Cemac : les préalables à la réforme du franc CFA

Tel un effet domino, le vent de la réforme du franc CFA qui souffle au sein de l’Union Economique et Monétaire Ouest-africaine (Uemoa) s’étend à la zone de la Communauté Economique et Monétaire de l’Afrique Centrale (Cemac). Des rumeurs persistantes font état de ce que les négociations auraient eu lieu entre les dirigeants français et les responsables des Etats des six pays de l’Afrique centrale. Lesquelles auraient abouties à la conclusion d’un accord pour passer du franc CFA à l’« Eco ».

Si cette nouvelle a suscité un regain d’optimisme au sein de l’opinion, il n’en demeure pas moins vrai, de l’avis de certains experts, que des préalables devraient être remplis. Et c’est la conférence virtuelle organisée par l’Association des journalistes économiques, en collaboration avec la Fondation Friedrich Ebert Stiftung qui a servi de cadre à la proposition de ces conditions. En effet, d’après certains experts, le préalable majeur consiste à l’appropriation, par les dirigeants de la sous-région, de la réforme de cette monnaie. « L’appropriation de la réforme du franc CFA, par les dirigeants de la zone Cemac va donner à ces pays plus de contrôle sur leurs monnaies et leurs économies » explique Bertrand B, expert du franc CFA. Pour lui, « il n’est pas question que cette réforme soit abandonnée aux responsables français, car ceux-ci peuvent privilégier leurs intérêts au détriment de ceux des pays de la Cemac ». Ainsi, ajoute-t-il, « si cette réforme est pilotée de l’extérieur, il est évident qu’on n’aura pas beaucoup avancé dans le combat de la réforme de cette monnaie. Les dirigeants de la Cemac sont censés maîtrisés, mieux que quiconque, les intérêts de leurs peuples, ils se doivent donc de prendre ce sujet à bras le corps et faire preuve de plus d’audace dans les négociations », martèle Martial B, autre expert du franc CFA. Pour le Dr Dieudonné Mignamissi, enseignant-chercheur à l’Université de Yaoundé II, la question de l’appropriation est nécessaire parce que « si la réforme est menée en comptant intégrer les pays de la Ceeac, on n’est pas sûr que les autres Etats membres hors Cemac accepteraient la dénomination CFA ».
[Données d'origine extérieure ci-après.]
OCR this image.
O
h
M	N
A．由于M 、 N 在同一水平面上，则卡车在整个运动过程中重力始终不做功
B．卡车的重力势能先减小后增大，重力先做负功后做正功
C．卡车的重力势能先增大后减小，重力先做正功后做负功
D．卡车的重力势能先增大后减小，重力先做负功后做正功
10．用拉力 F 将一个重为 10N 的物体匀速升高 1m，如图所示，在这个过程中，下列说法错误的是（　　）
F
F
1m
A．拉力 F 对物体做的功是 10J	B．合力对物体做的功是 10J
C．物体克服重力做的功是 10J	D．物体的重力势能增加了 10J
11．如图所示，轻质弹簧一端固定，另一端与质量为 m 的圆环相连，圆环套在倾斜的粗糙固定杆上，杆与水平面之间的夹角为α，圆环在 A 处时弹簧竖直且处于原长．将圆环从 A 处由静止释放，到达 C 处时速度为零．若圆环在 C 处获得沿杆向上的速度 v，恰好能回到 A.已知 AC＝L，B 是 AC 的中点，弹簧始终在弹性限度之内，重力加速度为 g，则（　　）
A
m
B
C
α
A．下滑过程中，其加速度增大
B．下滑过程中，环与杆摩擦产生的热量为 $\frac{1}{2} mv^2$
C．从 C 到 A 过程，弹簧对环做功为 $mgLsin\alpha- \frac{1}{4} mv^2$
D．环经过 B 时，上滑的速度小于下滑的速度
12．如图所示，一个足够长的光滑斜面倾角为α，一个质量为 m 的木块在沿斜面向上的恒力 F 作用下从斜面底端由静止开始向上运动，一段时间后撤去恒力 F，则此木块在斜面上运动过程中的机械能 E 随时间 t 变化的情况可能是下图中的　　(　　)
Par ailleurs, pour le Dr Dieudonné Mignamissi, bien d’autres préalables semblent indiqués pour encadrer la réforme. Tout d’abord, a-t-il souligné, « il faudrait définir un cadre disciplinant en adoptant un ensemble de critères de convergence, c’est-à-dire un ensemble d’indicateurs favorisant le rapprochement des pays dans l’optique d’éviter des dérapages monétaires et budgétaires, sources d’instabilité et de désordres monétaires. Les critères de convergence servent à se lier les mains, en s’engageant à respecter de manière coercitive un minimum de déontologie dans la gestion macroéconomique des États ». Ensuite, a ajouté l’expert, « il faudra finaliser, dans le cadre de l’Afrique centrale notamment, le chantier de la rationalisation ». Pour ce spécialiste, « c’est une question importante au regard de la balkanisation observée dans la sous-région, qui compte pas mal de communautés économiques régionales (Cemac, Communauté Economique et Monétaire de l’Afrique Centrale, Communauté économique des pays des Grands Lacs), les pays membres appartenant parallèlement aux communautés des autres sous-régions voisines telles que la Censad, le Comesa, la Cae et la Sadc ». Car argue Dr Mignamissi, « la rationalisation contraint les pays à n’appartenir qu’à une seule sous-région à la fois, gage de stabilité et d’économie des ressources ». Pour d’autres experts, « il faudrait penser à la mise en place d’un programme économique dans la sous-région, définissant les objectifs de développement à long terme en adéquation avec la réforme monétaire, pour permettre à la monnaie et à l’économie réelle de se soutenir mutuellement ».

Il convient de souligner que de plus en plus, des voix se lèvent à la fois au sein du continent que dans les zones qui ont en commun le franc CFA, exigeant la suppression de cette « monnaie coloniale », qui, de l’avis de nombreux spécialistes, demeure la preuve de la dépendance des pays qui ont cette monnaie en partage à la République française. Martial Ze Belinga, économiste-sociologue, affirme mordicus que « la fin du CFA est un passage obligé vers une émancipation plus générale ».